Earlier this week, Mitt Romney got into trouble for saying, “I like being able to fire people who provide services to me.” To comprehend why the political class reacted as if Romney had just praised Hitler, you must understand that his critics live in a world in which no one can ever be fired — a world known as “the government.”
(And a tip for you Washington types: Just because a person became rich without working for government doesn’t mean he is “Wall Street.” A venture capital firm in Boston that tries to rescue businesses headed for bankruptcy, for example, is not “Wall Street.”)
Romney’s statement about being able to fire people was an arrow directed straight to the heart of Obamacare. (By the way, arrows to the heart are not covered by Obamacare.)
Talking about insurance providers, he said:
“I want individuals to have their own insurance. That means the insurance company will have an incentive to keep you healthy. It also means if you don’t like what they do, you can fire them. I like being able to fire people who provide services to me. You know, if someone doesn’t give me a good service that I need, I want to say I’m going to go get someone else to provide that service to me.”
Obamacare, you will recall, will be administered by the same people who run the Department of Motor Vehicles.
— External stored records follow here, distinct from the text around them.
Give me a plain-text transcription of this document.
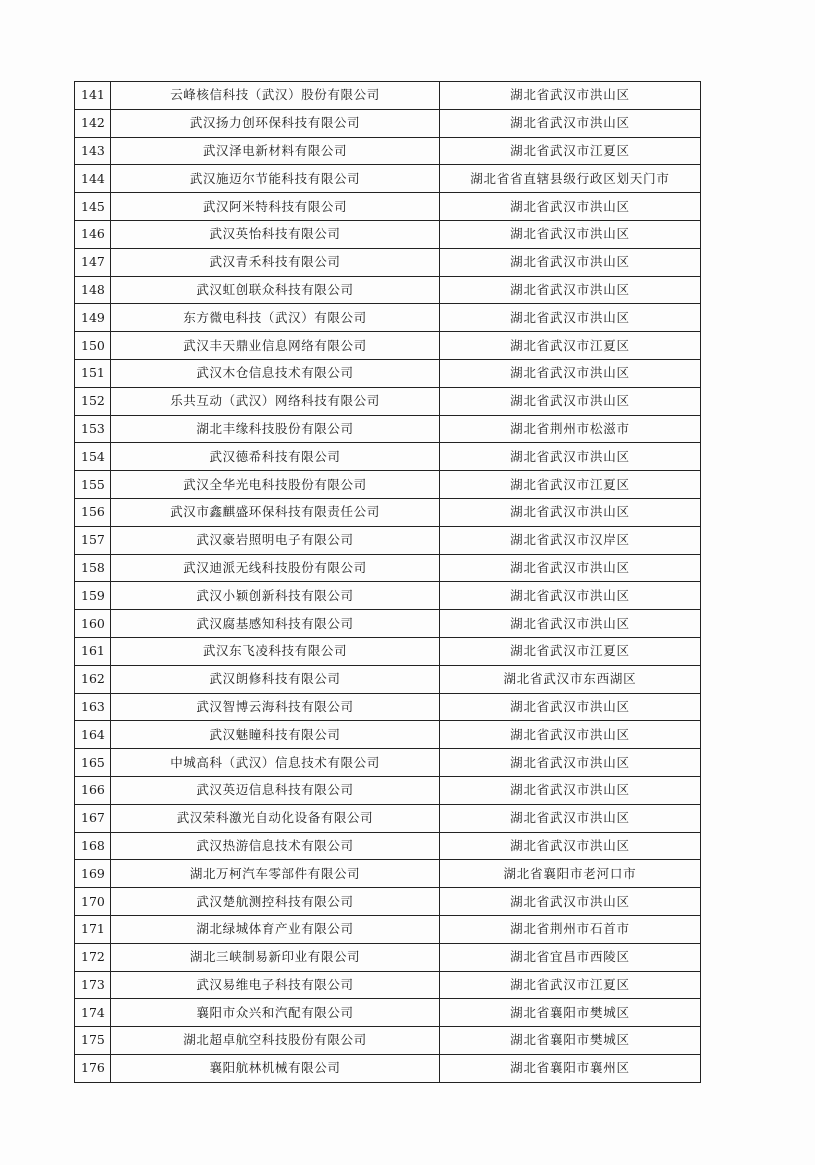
141	云峰核信科技（武汉）股份有限公司	湖北省武汉市洪山区
142	武汉扬力创环保科技有限公司	湖北省武汉市洪山区
143	武汉泽电新材料有限公司	湖北省武汉市江夏区
144	武汉施迈尔节能科技有限公司	湖北省省直辖县级行政区划天门市
145	武汉阿米特科技有限公司	湖北省武汉市洪山区
146	武汉英怡科技有限公司	湖北省武汉市洪山区
147	武汉青禾科技有限公司	湖北省武汉市洪山区
148	武汉虹创联众科技有限公司	湖北省武汉市洪山区
149	东方微电科技（武汉）有限公司	湖北省武汉市洪山区
150	武汉丰天鼎业信息网络有限公司	湖北省武汉市江夏区
151	武汉木仓信息技术有限公司	湖北省武汉市洪山区
152	乐共互动（武汉）网络科技有限公司	湖北省武汉市洪山区
153	湖北丰缘科技股份有限公司	湖北省荆州市松滋市
154	武汉德希科技有限公司	湖北省武汉市洪山区
155	武汉全华光电科技股份有限公司	湖北省武汉市江夏区
156	武汉市鑫麒盛环保科技有限责任公司	湖北省武汉市洪山区
157	武汉豪岩照明电子有限公司	湖北省武汉市汉岸区
158	武汉迪派无线科技股份有限公司	湖北省武汉市洪山区
159	武汉小颖创新科技有限公司	湖北省武汉市洪山区
160	武汉腐基感知科技有限公司	湖北省武汉市洪山区
161	武汉东飞凌科技有限公司	湖北省武汉市江夏区
162	武汉朗修科技有限公司	湖北省武汉市东西湖区
163	武汉智博云海科技有限公司	湖北省武汉市洪山区
164	武汉魅瞳科技有限公司	湖北省武汉市洪山区
165	中城高科（武汉）信息技术有限公司	湖北省武汉市洪山区
166	武汉英迈信息科技有限公司	湖北省武汉市洪山区
167	武汉荣科激光自动化设备有限公司	湖北省武汉市洪山区
168	武汉热游信息技术有限公司	湖北省武汉市洪山区
169	湖北万柯汽车零部件有限公司	湖北省襄阳市老河口市
170	武汉楚航测控科技有限公司	湖北省武汉市洪山区
171	湖北绿城体育产业有限公司	湖北省荆州市石首市
172	湖北三峡制易新印业有限公司	湖北省宜昌市西陵区
173	武汉易维电子科技有限公司	湖北省武汉市江夏区
174	襄阳市众兴和汽配有限公司	湖北省襄阳市樊城区
175	湖北超卓航空科技股份有限公司	湖北省襄阳市樊城区
176	襄阳航林机械有限公司	湖北省襄阳市襄州区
They will operate under the same self-paced, self-evaluated work rules that have made government offices the envy of efficiency specialists everywhere.
And no one will be able to fire them — unless they’re caught doing something truly vile and criminal, such as stealing from patients in nursing homes.
Oops, I take that back: Government employees who rob the elderly also can’t be fired.
The Los Angeles Times recently reported that, after a spate of burglaries at a veterans hospital in California several years ago, authorities set up video cameras to catch the perpetrators. In short order, nurse’s aide Linda Riccitelli was videotaped sneaking into the room of 93-year-old Raymond Germain as he slept, sticking her hand into his dresser drawer and stealing the bait money that had been left there.
Riccitelli was fired and a burglary prosecution initiated. A few years later, the California Personnel Board rescinded her firing and awarded her three-years back pay. The board dismissed the videotape of Riccitelli stealing the money as “circumstantial.” (The criminal prosecution was also dropped after Germain died.)
But surely we’ll be able to fire a government employee who commits a physical assault on a mentally disturbed patient? No, wrong again.
Psychiatric technician Gregory Powell was working at a government center for the mentally retarded when he hit a severely disturbed individual with a shoe so hard that the impression of the shoe’s sole was visible on the victim three hours later. A psychologist who witnessed the attack said the patient was cowering on the couch before being struck.
Powell was fired, but, again, the California Personnel Board ordered him rehired.
Now, let’s turn to New York City and look for any clues about why it might be the highest-taxed city in the nation.
For years, the New York City school budget included $35 million to $65 million a year to place hundreds of teachers in “rubber rooms,” after they had committed such serious offenses that they were barred from classrooms. Teachers accused of raping students sat in rooms doing no work all day, still collecting government paychecks because they couldn’t be fired.
After an uproar over the rubber rooms a few years ago, Michael Bloomberg got rid of the rooms. But the teachers still can’t be fired.
Wherever there is government, there is malfeasance and criminality — and government employees who can never be fired.
In 2010, 33 employees of the Securities and Exchange Commission — half making $100,000 to $200,000 per year — were found to have spent most of their workdays downloading Internet pornography over a five-year period. (Thank goodness there were no financial shenanigans going on then, so the SEC guys had plenty of time on their hands.)
One, a senior lawyer at SEC headquarters in Washington, D.C., admitted to spending eight hours a day looking at Internet pornography, sometimes even “working” through his lunch hour. Another admitted watching up to five hours a day of pornography in his office. (Would that Bernie Madoff had posted naked photos of himself online!)
Not one of the porn-surfing employees of the SEC was fired.
In 2009, the inspector general of the National Science Foundation was forced to abandon an investigation of grant fraud when he stumbled across dozens of NSF employees, including senior management, surfing pornographic websites on government computers during working hours.
A senior official who had spent 331 workdays talking to fully or partially nude women online was allowed to resign (but was not fired). I hope they gave him his computer as a parting gift.
The others kept their jobs — including an NSF employee who had downloaded hundreds of pornographic videos and pictures and even developed pornographic PowerPoint slide shows. (And you thought PowerPoint presentations were always boring.)
They weren’t fired or even embarrassed. One appealed his 10-day suspension, complaining that it was too severe. The government refused to release any of their names.
These are the people who are going to be controlling your access to medical services if Obamacare isn’t repealed. There will be only one insurance provider, and you won’t be able to switch, even if the service is lousy (and it will be).
Obamacare employees will spend their days surfing pornography, instead of approving your heart operation. They can steal from you and even physically assault you. And they can never be fired.
That’s one gargantuan difference with “Romneycare” right there: If you don’t like what your insurer is doing in Massachusetts, you can get a new one.
Now, wouldn’t you like to be able to fire people who provide services to you?